Can I get my throat blessed this Sunday?

I am going through the RCIA and last sunday I had to leave Mass early so I could not get my throat blessed. Is it possible for the priest to do so next sunday.

I don’t see why not. First, being a catechumen or a candidate does not prevent you from receiving sacramentals such as these. Second, priests bless things (houses, cars, rosaries, etc.) all of the time upon request, even though some blessings happen to be more popular on certain feast days.

I will officially be a candidate. I got my rosary blessed that sunday by the way. I thought that the blessing of throats was specific to one day in the liturgical calendar, but I was wrong. I will ask father sunday. Thank you.

[quote="Lead_Me_Home, post:1, topic:186217"]
I am going through the RCIA and last sunday I had to leave Mass early so I could not get my throat blessed. Is it possible for the priest to do so next sunday.

[/quote]

It is strange when we move things around to appease people. The Blessing is supposed to take place on the Feast of St. Blase, not the following Sunday. I'm not saying that the Blessing which is a sacramental does not have the intended effect, but it's meaning becomes obscured when we do this.

Same with Holy days like Ascension. Promote Ascension as a Holy day, encourage people to come to Mass on Thrusday as an extra effort. Explain the reason and meaning, don't just move it to make it easy.

I agree with Br. Rich.

Someone can ask to have a priest bless anything at any time -- a rosary, a house, a throat, whatever. But blessing the throat is done through the intercession of St. Blase, so what's the point if you're not doing it on that particular feast day?

The liturgical year offers many feasts and celebrations. I think there's an advantage to being in sync with the rest of the Church and celebrating things on the day they occur.

This is a slight spin off but... in the parish I attended, throats were blessed by the priest celebrant, the deacon, and two EMHC's. I ended up in one woman's line and didn't walk away but isn't it improper for the laity to give this kind of a blessing (well, any blessing except for parents to bless their children)? I have no problem with anyone giving out ashes on Ash Wednesday. That's just a reminded of our mortality or an admonition to repent, not a blessing. The two EMHC's had been well prepared and had the wording letter perfect. But this was way improper wasn't it?

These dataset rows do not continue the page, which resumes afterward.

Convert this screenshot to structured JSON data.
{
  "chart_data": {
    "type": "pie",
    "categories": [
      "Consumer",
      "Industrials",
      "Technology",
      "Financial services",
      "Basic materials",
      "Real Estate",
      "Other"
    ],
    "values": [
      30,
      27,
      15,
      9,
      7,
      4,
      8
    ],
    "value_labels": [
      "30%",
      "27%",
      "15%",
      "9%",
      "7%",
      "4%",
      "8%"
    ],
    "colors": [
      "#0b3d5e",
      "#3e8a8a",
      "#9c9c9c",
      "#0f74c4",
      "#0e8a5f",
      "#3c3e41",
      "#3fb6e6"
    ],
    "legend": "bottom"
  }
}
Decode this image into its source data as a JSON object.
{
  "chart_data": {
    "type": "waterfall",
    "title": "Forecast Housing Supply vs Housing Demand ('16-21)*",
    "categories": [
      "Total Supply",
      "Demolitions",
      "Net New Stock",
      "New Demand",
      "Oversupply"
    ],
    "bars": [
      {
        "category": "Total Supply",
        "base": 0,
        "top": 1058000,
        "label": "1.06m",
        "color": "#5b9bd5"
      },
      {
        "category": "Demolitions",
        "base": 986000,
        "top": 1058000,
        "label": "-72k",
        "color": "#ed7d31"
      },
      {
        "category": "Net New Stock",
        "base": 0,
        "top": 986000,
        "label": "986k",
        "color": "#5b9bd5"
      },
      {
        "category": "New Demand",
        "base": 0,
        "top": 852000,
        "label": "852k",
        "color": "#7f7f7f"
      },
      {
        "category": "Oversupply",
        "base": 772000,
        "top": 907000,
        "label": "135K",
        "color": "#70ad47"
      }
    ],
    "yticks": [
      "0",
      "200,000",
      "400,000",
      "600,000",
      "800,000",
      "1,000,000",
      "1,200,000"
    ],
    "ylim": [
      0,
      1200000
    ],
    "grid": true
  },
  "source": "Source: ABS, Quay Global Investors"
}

[quote="Claire_from_DE, post:6, topic:186217"]
This is a slight spin off but... in the parish I attended, throats were blessed by the priest celebrant, the deacon, and two EMHC's. I ended up in one woman's line and didn't walk away but isn't it improper for the laity to give this kind of a blessing (well, any blessing except for parents to bless their children)? I have no problem with anyone giving out ashes on Ash Wednesday. That's just a reminded of our mortality or an admonition to repent, not a blessing. The two EMHC's had been well prepared and had the wording letter perfect. But this was way improper wasn't it?

[/quote]

The Book of Blessings would have to be consulted. However I would guess that a layperson cannot.

[quote="Br.Rich_SFO, post:7, topic:186217"]
The Book of Blessings would have to be consulted. However I would guess that a layperson cannot.

[/quote]

In this case I believe that laypeople can give the blessing -- at least that's what I was told by a priest who checked. Perhaps because it is through the intercession of St. Blase rather than the priest giving the blessing directly.